Situationen, die für Menschen mit Depressionen sehr schwierig sind. Teil I.
- jpfuetzenreuter2
- 20. Juli
- 3 Min. Lesezeit
Etwas, was wahrscheinlich für viele Menschen mit Depressionen sehr schwierig ist, sind Zusammenkünfte mit Menschen. Mit mehreren Menschen auf recht engem Raum beziehungsweise an einem Tisch sitzend. Wo man quasi nicht entkommen kann und sich nicht unsichtbar machen kann. Klingt irgendwie seltsam, ist aber so. Wie bei Familienfeiern, der Einladung zum Grillen im Sommer oder Zusammenkünften mit der Familie an Weihnachten oder anderen Feiertagen. Handelt es sich nur um meine engere Familie, dann ist es ok für mich. Alle kennen mich sehr gut und wissen über die Situation Bescheid. Handelt es sich beispielsweise um die (deutlich größere) Familie meines Freundes, ist die Situation für mich etwas anders.
Meist geht es ja darum eine entspannte Zeit zu haben, zu reden, sich auszutauschen über das, was es so Neues gibt. Über Arbeit, Hobbys, Sport, Urlaub oder andere Themen. Kommunikation halt. Eigentlich keine große Sache und bevor die Depression Einzug in mein Leben nahm, war das für mich auch absolut nichts, wo ich auch nur ansatzweise drüber nachgedacht hätte.
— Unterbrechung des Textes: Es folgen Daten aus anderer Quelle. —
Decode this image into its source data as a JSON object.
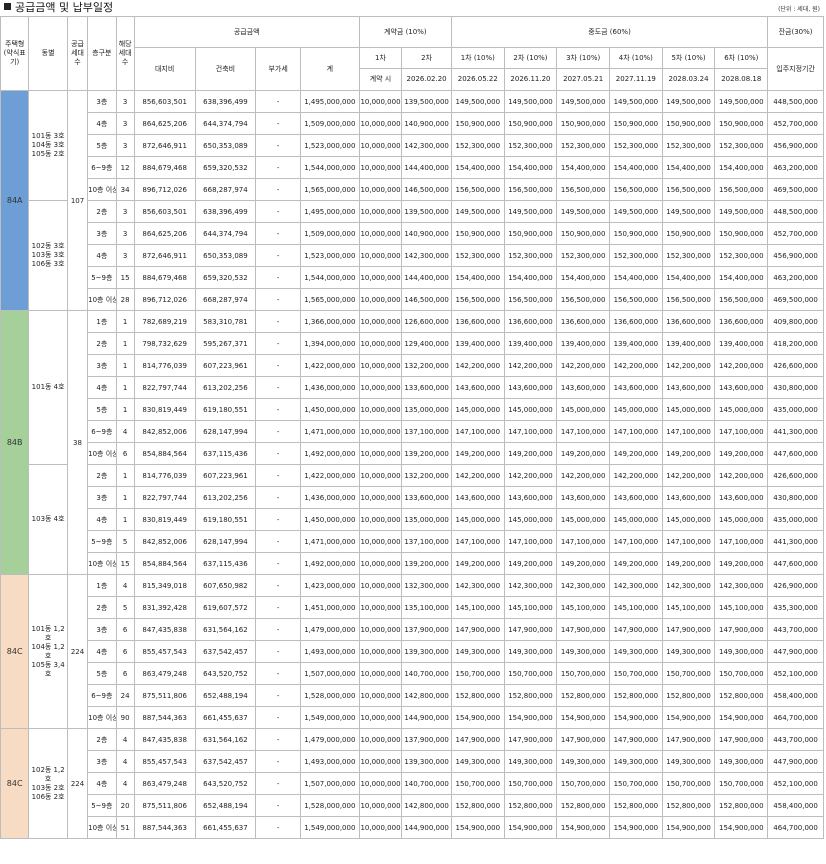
{
  "title": "공급금액 및 납부일정",
  "unit": "(단위 : 세대, 원)",
  "header": {
    "type": "주택형(약식표기)",
    "dong": "동별",
    "supply_units": "공급세대수",
    "floor": "층구분",
    "units": "해당세대수",
    "supply_amount": "공급금액",
    "land": "대지비",
    "building": "건축비",
    "vat": "부가세",
    "total": "계",
    "deposit": "계약금 (10%)",
    "deposit_1": "1차",
    "deposit_2": "2차",
    "deposit_1_date": "계약 시",
    "deposit_2_date": "2026.02.20",
    "middle": "중도금 (60%)",
    "middle_labels": [
      "1차 (10%)",
      "2차 (10%)",
      "3차 (10%)",
      "4차 (10%)",
      "5차 (10%)",
      "6차 (10%)"
    ],
    "middle_dates": [
      "2026.05.22",
      "2026.11.20",
      "2027.05.21",
      "2027.11.19",
      "2028.03.24",
      "2028.08.18"
    ],
    "balance": "잔금(30%)",
    "balance_date": "입주지정기간"
  },
  "groups": [
    {
      "type": "84A",
      "color": "#6d9fd6",
      "supply": "107",
      "dongs": [
        {
          "dong": "101동 3호\n104동 3호\n105동 2호",
          "rows": [
            {
              "floor": "3층",
              "units": "3",
              "land": "856,603,501",
              "bld": "638,396,499",
              "vat": "-",
              "total": "1,495,000,000",
              "d1": "10,000,000",
              "d2": "139,500,000",
              "m": "149,500,000",
              "bal": "448,500,000"
            },
            {
              "floor": "4층",
              "units": "3",
              "land": "864,625,206",
              "bld": "644,374,794",
              "vat": "-",
              "total": "1,509,000,000",
              "d1": "10,000,000",
              "d2": "140,900,000",
              "m": "150,900,000",
              "bal": "452,700,000"
            },
            {
              "floor": "5층",
              "units": "3",
              "land": "872,646,911",
              "bld": "650,353,089",
              "vat": "-",
              "total": "1,523,000,000",
              "d1": "10,000,000",
              "d2": "142,300,000",
              "m": "152,300,000",
              "bal": "456,900,000"
            },
            {
              "floor": "6~9층",
              "units": "12",
              "land": "884,679,468",
              "bld": "659,320,532",
              "vat": "-",
              "total": "1,544,000,000",
              "d1": "10,000,000",
              "d2": "144,400,000",
              "m": "154,400,000",
              "bal": "463,200,000"
            },
            {
              "floor": "10층 이상",
              "units": "34",
              "land": "896,712,026",
              "bld": "668,287,974",
              "vat": "-",
              "total": "1,565,000,000",
              "d1": "10,000,000",
              "d2": "146,500,000",
              "m": "156,500,000",
              "bal": "469,500,000"
            }
          ]
        },
        {
          "dong": "102동 3호\n103동 3호\n106동 3호",
          "rows": [
            {
              "floor": "2층",
              "units": "3",
              "land": "856,603,501",
              "bld": "638,396,499",
              "vat": "-",
              "total": "1,495,000,000",
              "d1": "10,000,000",
              "d2": "139,500,000",
              "m": "149,500,000",
              "bal": "448,500,000"
            },
            {
              "floor": "3층",
              "units": "3",
              "land": "864,625,206",
              "bld": "644,374,794",
              "vat": "-",
              "total": "1,509,000,000",
              "d1": "10,000,000",
              "d2": "140,900,000",
              "m": "150,900,000",
              "bal": "452,700,000"
            },
            {
              "floor": "4층",
              "units": "3",
              "land": "872,646,911",
              "bld": "650,353,089",
              "vat": "-",
              "total": "1,523,000,000",
              "d1": "10,000,000",
              "d2": "142,300,000",
              "m": "152,300,000",
              "bal": "456,900,000"
            },
            {
              "floor": "5~9층",
              "units": "15",
              "land": "884,679,468",
              "bld": "659,320,532",
              "vat": "-",
              "total": "1,544,000,000",
              "d1": "10,000,000",
              "d2": "144,400,000",
              "m": "154,400,000",
              "bal": "463,200,000"
            },
            {
              "floor": "10층 이상",
              "units": "28",
              "land": "896,712,026",
              "bld": "668,287,974",
              "vat": "-",
              "total": "1,565,000,000",
              "d1": "10,000,000",
              "d2": "146,500,000",
              "m": "156,500,000",
              "bal": "469,500,000"
            }
          ]
        }
      ]
    },
    {
      "type": "84B",
      "color": "#a5d09a",
      "supply": "38",
      "dongs": [
        {
          "dong": "101동 4호",
          "rows": [
            {
              "floor": "1층",
              "units": "1",
              "land": "782,689,219",
              "bld": "583,310,781",
              "vat": "-",
              "total": "1,366,000,000",
              "d1": "10,000,000",
              "d2": "126,600,000",
              "m": "136,600,000",
              "bal": "409,800,000"
            },
            {
              "floor": "2층",
              "units": "1",
              "land": "798,732,629",
              "bld": "595,267,371",
              "vat": "-",
              "total": "1,394,000,000",
              "d1": "10,000,000",
              "d2": "129,400,000",
              "m": "139,400,000",
              "bal": "418,200,000"
            },
            {
              "floor": "3층",
              "units": "1",
              "land": "814,776,039",
              "bld": "607,223,961",
              "vat": "-",
              "total": "1,422,000,000",
              "d1": "10,000,000",
              "d2": "132,200,000",
              "m": "142,200,000",
              "bal": "426,600,000"
            },
            {
              "floor": "4층",
              "units": "1",
              "land": "822,797,744",
              "bld": "613,202,256",
              "vat": "-",
              "total": "1,436,000,000",
              "d1": "10,000,000",
              "d2": "133,600,000",
              "m": "143,600,000",
              "bal": "430,800,000"
            },
            {
              "floor": "5층",
              "units": "1",
              "land": "830,819,449",
              "bld": "619,180,551",
              "vat": "-",
              "total": "1,450,000,000",
              "d1": "10,000,000",
              "d2": "135,000,000",
              "m": "145,000,000",
              "bal": "435,000,000"
            },
            {
              "floor": "6~9층",
              "units": "4",
              "land": "842,852,006",
              "bld": "628,147,994",
              "vat": "-",
              "total": "1,471,000,000",
              "d1": "10,000,000",
              "d2": "137,100,000",
              "m": "147,100,000",
              "bal": "441,300,000"
            },
            {
              "floor": "10층 이상",
              "units": "6",
              "land": "854,884,564",
              "bld": "637,115,436",
              "vat": "-",
              "total": "1,492,000,000",
              "d1": "10,000,000",
              "d2": "139,200,000",
              "m": "149,200,000",
              "bal": "447,600,000"
            }
          ]
        },
        {
          "dong": "103동 4호",
          "rows": [
            {
              "floor": "2층",
              "units": "1",
              "land": "814,776,039",
              "bld": "607,223,961",
              "vat": "-",
              "total": "1,422,000,000",
              "d1": "10,000,000",
              "d2": "132,200,000",
              "m": "142,200,000",
              "bal": "426,600,000"
            },
            {
              "floor": "3층",
              "units": "1",
              "land": "822,797,744",
              "bld": "613,202,256",
              "vat": "-",
              "total": "1,436,000,000",
              "d1": "10,000,000",
              "d2": "133,600,000",
              "m": "143,600,000",
              "bal": "430,800,000"
            },
            {
              "floor": "4층",
              "units": "1",
              "land": "830,819,449",
              "bld": "619,180,551",
              "vat": "-",
              "total": "1,450,000,000",
              "d1": "10,000,000",
              "d2": "135,000,000",
              "m": "145,000,000",
              "bal": "435,000,000"
            },
            {
              "floor": "5~9층",
              "units": "5",
              "land": "842,852,006",
              "bld": "628,147,994",
              "vat": "-",
              "total": "1,471,000,000",
              "d1": "10,000,000",
              "d2": "137,100,000",
              "m": "147,100,000",
              "bal": "441,300,000"
            },
            {
              "floor": "10층 이상",
              "units": "15",
              "land": "854,884,564",
              "bld": "637,115,436",
              "vat": "-",
              "total": "1,492,000,000",
              "d1": "10,000,000",
              "d2": "139,200,000",
              "m": "149,200,000",
              "bal": "447,600,000"
            }
          ]
        }
      ]
    },
    {
      "type": "84C",
      "color": "#f7dcc3",
      "supply": "224",
      "dongs": [
        {
          "dong": "101동 1,2호\n104동 1,2호\n105동 3,4호",
          "rows": [
            {
              "floor": "1층",
              "units": "4",
              "land": "815,349,018",
              "bld": "607,650,982",
              "vat": "-",
              "total": "1,423,000,000",
              "d1": "10,000,000",
              "d2": "132,300,000",
              "m": "142,300,000",
              "bal": "426,900,000"
            },
            {
              "floor": "2층",
              "units": "5",
              "land": "831,392,428",
              "bld": "619,607,572",
              "vat": "-",
              "total": "1,451,000,000",
              "d1": "10,000,000",
              "d2": "135,100,000",
              "m": "145,100,000",
              "bal": "435,300,000"
            },
            {
              "floor": "3층",
              "units": "6",
              "land": "847,435,838",
              "bld": "631,564,162",
              "vat": "-",
              "total": "1,479,000,000",
              "d1": "10,000,000",
              "d2": "137,900,000",
              "m": "147,900,000",
              "bal": "443,700,000"
            },
            {
              "floor": "4층",
              "units": "6",
              "land": "855,457,543",
              "bld": "637,542,457",
              "vat": "-",
              "total": "1,493,000,000",
              "d1": "10,000,000",
              "d2": "139,300,000",
              "m": "149,300,000",
              "bal": "447,900,000"
            },
            {
              "floor": "5층",
              "units": "6",
              "land": "863,479,248",
              "bld": "643,520,752",
              "vat": "-",
              "total": "1,507,000,000",
              "d1": "10,000,000",
              "d2": "140,700,000",
              "m": "150,700,000",
              "bal": "452,100,000"
            },
            {
              "floor": "6~9층",
              "units": "24",
              "land": "875,511,806",
              "bld": "652,488,194",
              "vat": "-",
              "total": "1,528,000,000",
              "d1": "10,000,000",
              "d2": "142,800,000",
              "m": "152,800,000",
              "bal": "458,400,000"
            },
            {
              "floor": "10층 이상",
              "units": "90",
              "land": "887,544,363",
              "bld": "661,455,637",
              "vat": "-",
              "total": "1,549,000,000",
              "d1": "10,000,000",
              "d2": "144,900,000",
              "m": "154,900,000",
              "bal": "464,700,000"
            }
          ]
        }
      ]
    },
    {
      "type": "84C",
      "color": "#f7dcc3",
      "supply": "224",
      "dongs": [
        {
          "dong": "102동 1,2호\n103동 2호\n106동 2호",
          "rows": [
            {
              "floor": "2층",
              "units": "4",
              "land": "847,435,838",
              "bld": "631,564,162",
              "vat": "-",
              "total": "1,479,000,000",
              "d1": "10,000,000",
              "d2": "137,900,000",
              "m": "147,900,000",
              "bal": "443,700,000"
            },
            {
              "floor": "3층",
              "units": "4",
              "land": "855,457,543",
              "bld": "637,542,457",
              "vat": "-",
              "total": "1,493,000,000",
              "d1": "10,000,000",
              "d2": "139,300,000",
              "m": "149,300,000",
              "bal": "447,900,000"
            },
            {
              "floor": "4층",
              "units": "4",
              "land": "863,479,248",
              "bld": "643,520,752",
              "vat": "-",
              "total": "1,507,000,000",
              "d1": "10,000,000",
              "d2": "140,700,000",
              "m": "150,700,000",
              "bal": "452,100,000"
            },
            {
              "floor": "5~9층",
              "units": "20",
              "land": "875,511,806",
              "bld": "652,488,194",
              "vat": "-",
              "total": "1,528,000,000",
              "d1": "10,000,000",
              "d2": "142,800,000",
              "m": "152,800,000",
              "bal": "458,400,000"
            },
            {
              "floor": "10층 이상",
              "units": "51",
              "land": "887,544,363",
              "bld": "661,455,637",
              "vat": "-",
              "total": "1,549,000,000",
              "d1": "10,000,000",
              "d2": "144,900,000",
              "m": "154,900,000",
              "bal": "464,700,000"
            }
          ]
        }
      ]
    }
  ]
}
Ich war offen, kommunikativ und meist gut gelaunt.
Seit dem sieht es aber anders aus. Ich fühle mich leider bei solchen Zusammenkünften maximal unwohl und bin innerlich total angespannt. Ich fühle mich, als erwarte man von mir, dass ich mich mit den anderen Anwesenden unterhalte, gut drauf bin und halt…normal bin. Normal…?
Normal ist bei mir leider gar nichts mehr. Ich habe an den allermeisten Tagen keine große Lust mich zu unterhalten. Außer mit meinen absolut Engsten. Ich habe generell wenig Lust unter Leuten zu sein. Ich habe auch nichts zu erzählen. In meinem Leben passiert schon sehr lange nichts mehr, worüber ich groß Lust hätte zu reden. Themen wie Depression, Bulimie, plötzliches unerklärliches Weinen, Antriebslosigkeit, Psychotherapie oder regelmäßige Besuche bei meiner Psychiaterin sind halt auch nicht so die Knüller Themen. Viel mehr passiert in meinem Leben aber schon länger nicht mehr.
Ich sitze dann da, schweige und komme mir vor wie die seltsame Psychofrau. Auch wenn das sicherlich niemand denkt, ich fühle mich aber so. Ich bin bei solchen Zusammenkünften auch immer so angespannt, dass ich nichts essen kann. Nur leider gibt es bei Familienfeiern immer reichlich Essen. Kuchen etc. kommt ja eh schon nicht in Frage aber geht es dann an ein Abendessen oder Ähnliches ist meine Kehle leider auch wie zugeschnürt. So werde ich dann nach meinem Empfinden auch zu der seltsamen Person die nichts isst. Aber das kenne ich ja noch aus meiner Zeit mit der Magersucht.
Für mich sind solche Treffen unglaublich anstrengend seitdem ich unter der Depression leide. Ich fühle mich, als sei ich gar nicht mehr sozial verträglich. Als könne ich keine Gespräche mehr führen, auch wenn ich es wollte. Das führt nicht unbedingt dazu, dass ich mich allgemein besser fühle. Ehrlich gesagt warte ich immer nur darauf, dass sich das Treffen auflöst und alle nach Hause fahren.
Ich könnte natürlich auch einfach nicht mit gehen zu solchen Zusammenkünften aber meist ist die Alternative, dass ich dann alleine zu Hause bin und besonders in Phasen wo es mir besonders schlecht geht, ist das alleine sein auch nicht die beste Idee. Außerdem will man ja auch nicht unhöflich sein und immer jede Einladung absagen und fern bleiben.
Wie sehr es mich stresst, wenn eine solche Situation ansteht, erlebe ich genau jetzt. Es ist mittlerweile zwei Uhr nachts. Ich schreibe diesen Text da ich eh nicht schlafen kann. Denn morgen, beziehungsweise heute geht es zu einer Familienfeier bei der Familie meines Freundes.